Mark Chatterton works at inGenious AI, a company that specialises in designing chatbots. They are showcasing a new chatbot at Future Hospital that was created to support patients in the lead-up to surgery, with a focus on empathy and keeping patients informed. Chatterton explains how the aim of the chatbot is to supplement current infrastructure. ‘AI currently can’t identify emotions, whereas medical professionals would be able to identify a nervous, angry, or unsure patient, and may act differently towards the patient in response. That being said, chatbots are great to use as an interactive instructional process, which allows patients to asks questions without fear of being judged by the medical staff for asking “silly” questions.’ They are also available around the clock, which means patients’ questions aren’t limited to business hours, and they can be used in multiple languages.
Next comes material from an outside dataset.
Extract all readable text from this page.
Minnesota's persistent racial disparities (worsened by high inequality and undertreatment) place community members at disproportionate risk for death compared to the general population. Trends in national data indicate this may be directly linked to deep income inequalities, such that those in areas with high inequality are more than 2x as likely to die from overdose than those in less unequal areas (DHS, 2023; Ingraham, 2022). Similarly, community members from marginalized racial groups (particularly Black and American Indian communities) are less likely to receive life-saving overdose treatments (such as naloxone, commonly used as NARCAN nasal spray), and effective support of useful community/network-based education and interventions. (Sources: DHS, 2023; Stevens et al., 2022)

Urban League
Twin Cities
Patient care beyond the operating theatre is the focus of Dr Vincent Crocher’s work – at Future Hospital he will be showcasing Recubit, a ‘robotic therapy aid that is designed to empower therapists to be able to provide more therapy to their patients, primarily victims of stroke or other brain injuries.’ Crocher describes it as ‘an intelligent smart arm’ which will supplement rehabilitation therapy by taking the weight-bearing elements of rehabilitation away from the therapist, ‘freeing them to focus on other important aspects such as the shoulder and the shape of the movements.’ Asked about the idea of fear or stigma associated with using robotics and healthcare, Crocher acknowledges the potential impact of this, however is positive in his outlook: ‘we believe that as more and more robotic devices are used by and with healthcare professionals, the industry will become more accustomed to their presence. We believe that fear in this instance is simply fear of the unknown.’
As medical technology continues to evolve, so too do our attitudes. Even if we do end up developing that human re-building machine from The Fifth Element, the future of medical technology won’t lie in machines that beep louder or have more chrome than ever before – they’ll lie in the things that narrow the gap between real life and health interventions; the things that help strip away the long-associated fears and stigma.
Patient needs are diverse and complex. The technology that will have the most impact on improving patient outcomes is that which recognises this. It’s the heart monitor you can wear without prompting queries about your health; it’s the opportunity to ask questions from the comfort of home without fear or stress; it’s robots taking on some of the grunt work so that patients get more quality time with therapists, and rehabilitation becomes more streamlined and personal.
As factors beyond the purely functional are being woven more and more into both treatment options and devices, there is cause to be hopeful; that medicine and treatment don’t need to be daunting, and that continued focus on the patient experience will bring healthcare more in line with everyday life.